Despite fluctuations in the global economy, companies have continued investing in globalization and outsourcing programs. With this increased and complex reliance on suppliers, managing suppliers has taken on a new sense of urgency, particularly in the executive suite.
Typically, at least half of every revenue dollar is spent on goods and services purchased from external suppliers. As companies focus on their core competencies and outsource their non-core operations, this percentage has steadily increased. In certain industries, such as technology and automotive, purchases from external suppliers can add up to 80 percent of the total cost of new products.

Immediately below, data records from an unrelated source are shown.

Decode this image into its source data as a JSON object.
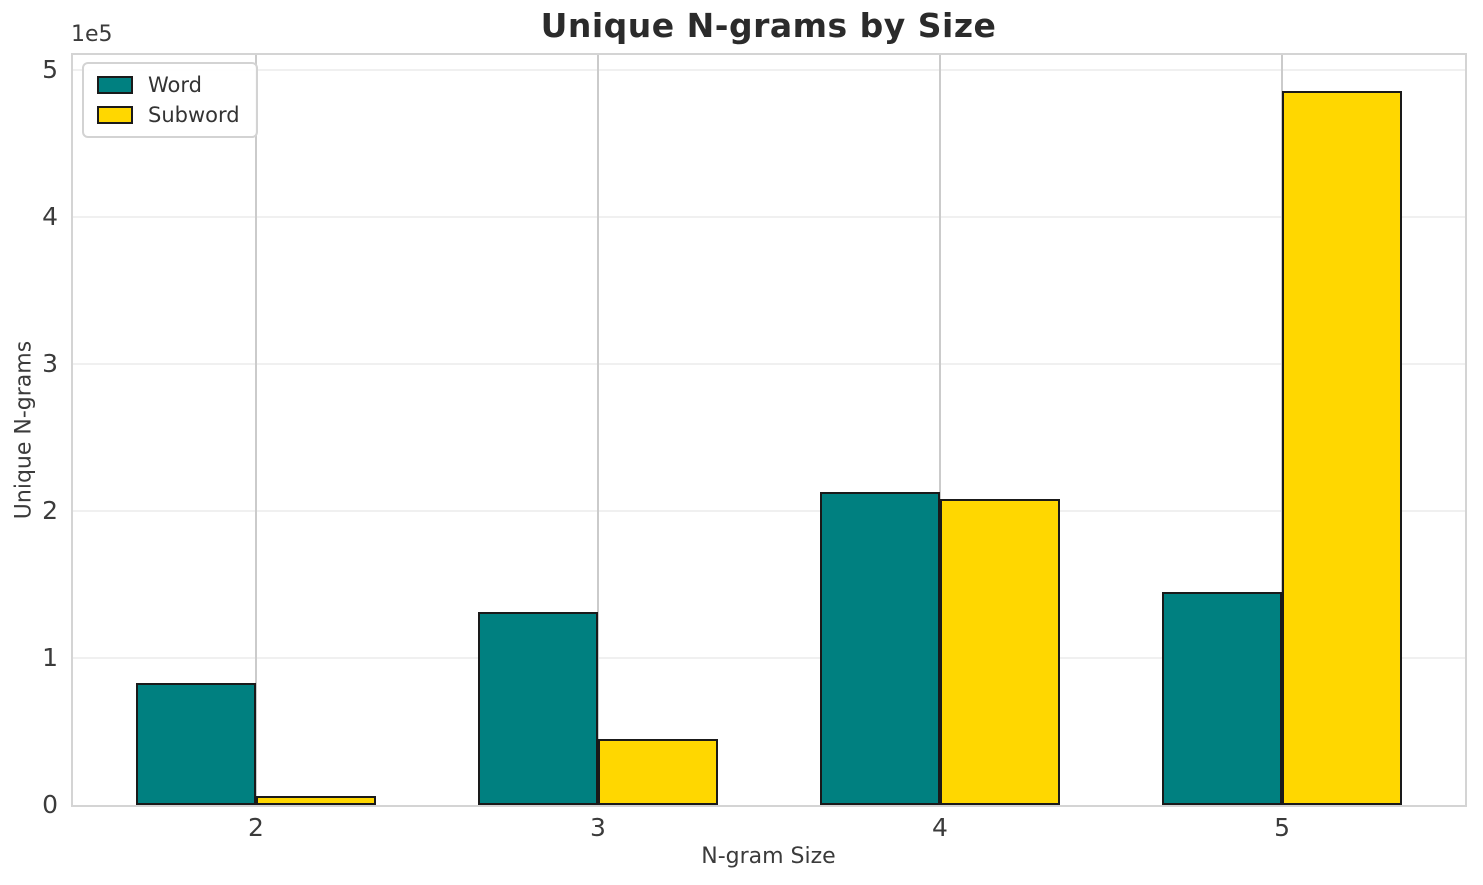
{
  "chart_data": {
    "type": "bar",
    "title": "Unique N-grams by Size",
    "xlabel": "N-gram Size",
    "ylabel": "Unique N-grams",
    "y_axis_offset_label": "1e5",
    "categories": [
      2,
      3,
      4,
      5
    ],
    "series": [
      {
        "name": "Word",
        "color": "#008080",
        "values": [
          83000,
          131000,
          213000,
          145000
        ]
      },
      {
        "name": "Subword",
        "color": "#FFD700",
        "values": [
          6000,
          45000,
          208000,
          486000
        ]
      }
    ],
    "bar_width": 0.35,
    "bar_edge_color": "#1a1a1a",
    "xlim": [
      1.465,
      5.535
    ],
    "ylim": [
      0,
      510300
    ],
    "yticks": [
      0,
      100000,
      200000,
      300000,
      400000,
      500000
    ],
    "ytick_labels": [
      "0",
      "1",
      "2",
      "3",
      "4",
      "5"
    ],
    "xtick_labels": [
      "2",
      "3",
      "4",
      "5"
    ],
    "grid": true,
    "legend": {
      "position": "upper left"
    }
  },
  "colors": {
    "title_text": "#2b2b2b",
    "tick_text": "#3b3b3b",
    "grid_horizontal": "#f0f0f0",
    "grid_vertical": "#cbcbcb",
    "spine": "#d4d4d4",
    "background": "#ffffff"
  }
}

While there are clear cost and efficiency benefits to utilizing suppliers for certain aspects of the business, the reliance on third parties significantly raises an organization’s supply and pricing risk and increases its exposure to adverse scenarios such as safety issues and lack of regulatory compliance. To continually improve operational performance, manage costs and reduce regulatory risks, a company must be able to select appropriate suppliers and monitor and manage their performance over time.
Companies that implement successful supplier lifecycle management programs are able to identify problems earlier and implement corrective actions more quickly—before the problem snowballs and affects both their reputation and earnings.
Supplier lifecycle management is the process of qualifying, evaluating, classifying, developing and analyzing and managing supplier performance to reduce costs, mitigate risk and drive continuous improvements in value and operations.
Companies that have implemented supplier lifecycle management programs have been able to significantly improve the efficiency and effectiveness of their supply chains. Key benefits that these companies have realized include:
- Identify and address weak links, as well as reward strong performers within the supply chain, by using Key Performance Indicators (KPIs) to ensure a well-functioning and competitive supply chain.
- Reduce supply risk by gaining visibility into metrics that serve as an early warning system for potential supply interruption, quality issues or price fluctuations.
- Develop a scorecard on how well a supplier is performing against its contract terms and, as a result, employ a mechanism to implement contract compliance.
- Increase organization-wide alignment on key operational objectives. When setting KPIs for measuring a supplier, gain the ability to identify the primary business objective from this list: a) reducing component costs b) improving component quality c) increasing component delivery flexibility d) accelerating volume ramp-ups, etc.
- Build a strong foundation for implementing continuous improvement programs to identify future cost savings, improve quality, increase flexibility, improve delivery metrics, etc. For example, our customers use it to benchmark a supplier against its peers to compare their cost, on-time delivery, quality, support and responsiveness to issues, and then use the information to set future process improvement goals for the supplier.
- Establish a way to evaluate a supplier’s capabilities, which serves as input into future sourcing decisions. For example, if a company is looking to expand their supply base in anticipation of higher demand, it can use this data to select a supplier with the best record for both delivery flexibility and the ability to rapidly scale.